Analyse im Vertrieb

Voraussetzungen für eine Analyse

Geschäftsjahr

Für die meisten Auswertungen wird das aktuelle Geschäftsjahr wichtig sein. Aber auch das letzte, vor­letzte oder nächste Geschäftsjahr kann eine Rolle spielen. In der Regel ist das Geschäftsjahr automatisch vom 01. Januar - 31. Dezember gesetzt. Sollte das Geschäftsjahr davon abweichen, kann es angepasst werden.

Hinweis: Das Geschäftsjahr für die eigene Firma setzen Sie bei Bedarf mit Administratorrechten über die Funktion Geschäftsjahr setzen im Formular Eigene Firma (Back-Office/Meine Firma unter Weitere Funkti­onen).

Info

Admin: Die gesetzten Werte werden auch in der Variable PSA_COM_YEA gespeichert, die im Standard nur Administratoren sehen können. Das Geschäftsjahr darf nur von einem PisaSales-Administrator im Dialog seiner internen Firma festgelegt werden.

Vertriebsvorgänge

Die Potentialanalyse umfasst die Analyse der Umsatzchancen einer Vertriebseinheit (Vertriebsmitarbei­ter, Organisationseinheit oder ein Vertriebspartner) anhand der aktuell betreuten Kunden sowie vorlie­genden Daten aus abgeschlossenen Zeiträumen. Da eine Vertriebseinheit i.d.R. aus mehreren Account-Managern (aktive PisaSales- Benutzer) besteht (z.B. im Falle einer internen Organisationseinheit), wer­den Analysefunktionen auch mit verdichteten Ergebnissen angeboten, d.h. es werden die Umsätze aller Vertriebsmitarbeiter einer Vertriebseinheit berücksichtigt und kumuliert dargestellt. Um eindeutige Ergebnisse zu erzielen, können interne Mitarbeiter nur einer Organisationseinheit zugeordnet werden.

Attention

Achtung: Vertriebsvorgänge, die in Auswertungen einbezogen werden, müssen sich bereits im Forecast befinden. Vertriebsvorgänge ohne Kunden werden NICHT berücksichtigt.

Ist-Zustände

Sie können eine Analyse der bestehenden Ist-Werte abgeschlossener Zeiträume nach Branchen, Regio­nen, Sparten, Kunden sowie nach einer ausgewählten Branche und nach einem ausgewählten Kunden durchführen und dabei die akkumulierten Daten jeweils für Anfragen, Angebote und Aufträge erhal­ten.Dabei unterstützen Sie Business-Intelligence-Tools wie

  • Vertriebscockpit
  • Unternehmenscockpit
  • Drill-Down-Center
  • Verkaufstrichter an Vorgangsübersichten
  • Kartendarstellung an Vorgangsübersichten

Dafür müssen aber zunächst die realen Zahlen in den Vorgängen vorhanden, und die Vorgänge im Fore­cast sein.

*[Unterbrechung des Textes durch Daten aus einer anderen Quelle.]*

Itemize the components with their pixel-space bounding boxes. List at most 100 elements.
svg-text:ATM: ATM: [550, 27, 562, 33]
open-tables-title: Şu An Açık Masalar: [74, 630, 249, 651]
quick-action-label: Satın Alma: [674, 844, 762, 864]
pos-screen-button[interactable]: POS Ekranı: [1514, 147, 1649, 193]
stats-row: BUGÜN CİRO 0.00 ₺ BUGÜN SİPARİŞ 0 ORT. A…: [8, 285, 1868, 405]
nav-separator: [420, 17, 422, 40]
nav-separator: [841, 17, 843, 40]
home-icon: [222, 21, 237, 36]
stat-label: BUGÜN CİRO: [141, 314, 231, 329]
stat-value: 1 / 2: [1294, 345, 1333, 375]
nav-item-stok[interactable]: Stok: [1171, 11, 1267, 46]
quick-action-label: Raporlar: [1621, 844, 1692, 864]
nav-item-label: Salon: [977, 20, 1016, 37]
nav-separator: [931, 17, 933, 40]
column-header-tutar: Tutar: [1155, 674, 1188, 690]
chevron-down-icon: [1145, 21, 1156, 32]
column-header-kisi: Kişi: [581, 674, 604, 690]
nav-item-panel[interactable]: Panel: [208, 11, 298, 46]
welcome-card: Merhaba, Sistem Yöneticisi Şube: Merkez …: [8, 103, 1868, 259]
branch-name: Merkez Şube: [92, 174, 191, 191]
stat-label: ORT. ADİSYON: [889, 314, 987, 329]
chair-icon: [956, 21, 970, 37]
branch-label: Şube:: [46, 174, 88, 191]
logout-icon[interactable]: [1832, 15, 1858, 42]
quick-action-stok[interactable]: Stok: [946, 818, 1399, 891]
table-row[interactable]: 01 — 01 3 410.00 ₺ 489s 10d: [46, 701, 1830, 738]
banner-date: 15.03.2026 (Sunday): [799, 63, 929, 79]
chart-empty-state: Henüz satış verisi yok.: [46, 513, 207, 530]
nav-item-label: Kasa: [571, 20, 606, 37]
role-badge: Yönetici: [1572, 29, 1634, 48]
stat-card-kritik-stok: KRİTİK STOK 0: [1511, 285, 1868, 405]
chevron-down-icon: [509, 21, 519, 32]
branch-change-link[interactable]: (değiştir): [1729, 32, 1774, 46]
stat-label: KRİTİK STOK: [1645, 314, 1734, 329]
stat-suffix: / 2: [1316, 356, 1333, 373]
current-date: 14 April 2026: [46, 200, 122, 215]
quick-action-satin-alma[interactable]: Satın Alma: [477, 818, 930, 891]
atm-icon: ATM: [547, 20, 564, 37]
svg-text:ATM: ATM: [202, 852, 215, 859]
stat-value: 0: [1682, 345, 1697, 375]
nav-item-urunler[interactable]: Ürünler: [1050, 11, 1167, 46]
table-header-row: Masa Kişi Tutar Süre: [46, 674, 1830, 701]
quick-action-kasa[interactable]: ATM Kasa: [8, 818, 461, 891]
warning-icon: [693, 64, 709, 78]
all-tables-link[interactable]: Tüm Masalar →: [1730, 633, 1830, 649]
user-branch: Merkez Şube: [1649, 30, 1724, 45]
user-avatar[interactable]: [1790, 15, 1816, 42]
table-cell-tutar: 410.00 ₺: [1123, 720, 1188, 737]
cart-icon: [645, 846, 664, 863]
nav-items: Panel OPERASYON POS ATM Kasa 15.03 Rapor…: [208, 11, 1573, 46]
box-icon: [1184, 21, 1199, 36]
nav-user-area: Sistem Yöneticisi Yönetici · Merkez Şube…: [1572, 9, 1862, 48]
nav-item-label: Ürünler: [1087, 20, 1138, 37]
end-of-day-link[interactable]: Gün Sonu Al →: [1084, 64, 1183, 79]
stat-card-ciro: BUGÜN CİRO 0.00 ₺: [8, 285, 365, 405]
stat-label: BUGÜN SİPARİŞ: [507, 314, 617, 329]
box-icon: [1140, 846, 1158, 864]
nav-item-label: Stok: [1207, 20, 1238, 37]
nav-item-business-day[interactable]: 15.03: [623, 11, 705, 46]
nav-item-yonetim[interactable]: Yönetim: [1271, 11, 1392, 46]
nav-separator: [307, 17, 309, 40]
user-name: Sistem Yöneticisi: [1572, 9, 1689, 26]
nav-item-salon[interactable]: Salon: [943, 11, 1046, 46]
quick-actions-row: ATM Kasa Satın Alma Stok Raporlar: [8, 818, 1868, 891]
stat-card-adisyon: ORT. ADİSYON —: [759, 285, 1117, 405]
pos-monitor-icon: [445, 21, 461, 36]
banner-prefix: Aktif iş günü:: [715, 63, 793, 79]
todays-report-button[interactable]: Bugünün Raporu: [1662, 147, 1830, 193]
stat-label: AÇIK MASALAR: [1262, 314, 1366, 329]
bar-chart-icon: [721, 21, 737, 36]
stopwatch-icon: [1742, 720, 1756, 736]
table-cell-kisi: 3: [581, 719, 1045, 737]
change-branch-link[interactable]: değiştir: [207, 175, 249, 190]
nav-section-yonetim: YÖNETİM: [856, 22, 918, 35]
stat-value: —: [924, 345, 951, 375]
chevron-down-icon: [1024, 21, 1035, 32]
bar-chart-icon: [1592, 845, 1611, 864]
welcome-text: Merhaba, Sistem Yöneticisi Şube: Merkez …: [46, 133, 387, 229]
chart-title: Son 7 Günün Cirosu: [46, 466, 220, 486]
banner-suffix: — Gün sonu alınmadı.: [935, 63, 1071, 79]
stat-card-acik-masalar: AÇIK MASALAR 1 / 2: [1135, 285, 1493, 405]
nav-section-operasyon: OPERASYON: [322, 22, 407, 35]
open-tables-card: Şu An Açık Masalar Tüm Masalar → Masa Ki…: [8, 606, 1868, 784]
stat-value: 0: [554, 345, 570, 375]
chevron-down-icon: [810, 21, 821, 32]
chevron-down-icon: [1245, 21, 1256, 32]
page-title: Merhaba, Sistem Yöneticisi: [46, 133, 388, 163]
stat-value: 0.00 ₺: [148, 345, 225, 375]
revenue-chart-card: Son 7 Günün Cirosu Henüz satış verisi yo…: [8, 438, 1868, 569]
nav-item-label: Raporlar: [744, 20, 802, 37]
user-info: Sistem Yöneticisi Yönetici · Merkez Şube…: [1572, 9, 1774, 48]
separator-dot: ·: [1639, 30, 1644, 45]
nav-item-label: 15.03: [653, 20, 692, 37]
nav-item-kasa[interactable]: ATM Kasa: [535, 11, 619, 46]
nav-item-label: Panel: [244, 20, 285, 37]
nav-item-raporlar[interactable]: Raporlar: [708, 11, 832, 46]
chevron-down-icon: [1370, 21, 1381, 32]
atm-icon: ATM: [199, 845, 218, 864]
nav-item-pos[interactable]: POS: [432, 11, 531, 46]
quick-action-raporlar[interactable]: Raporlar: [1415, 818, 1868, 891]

  1. Tragen Sie Ihre Umsatzerwartungen für die Anfragen und Angebote sowie die tatsächlichen Umsatz­zahlen für die Aufträge in den entsprechenden Vertriebsvorgang-Formularen ein.
  2. Ordnen Sie dem Vorgang einen kaufmännischen und einen technischen Bearbeiter zu. Wenn Sie einen Vorgang selbst betreuen, tragen Sie Ihren Namen ein. Dieser Vorgang wird bei der Analyse der Ist-Zustände berücksichtigt.
  3. Beachten Sie bitte, dass alle Vorgänge, die für die Analyse der Ist-Zustände herangezogen werden sollen, im Forecast sein müssen. Die Option Forecast dient als Vorhersage des Auftragseingangs. Aktivieren Sie daher das Kästchen Forecast immer dann, wenn Sie glauben, dass es bei dem jeweili­gen Vorgang zum Auftrag kommt und Sie diesen Vorgang für die Analyse der Ist-Zustände für wichtig halten.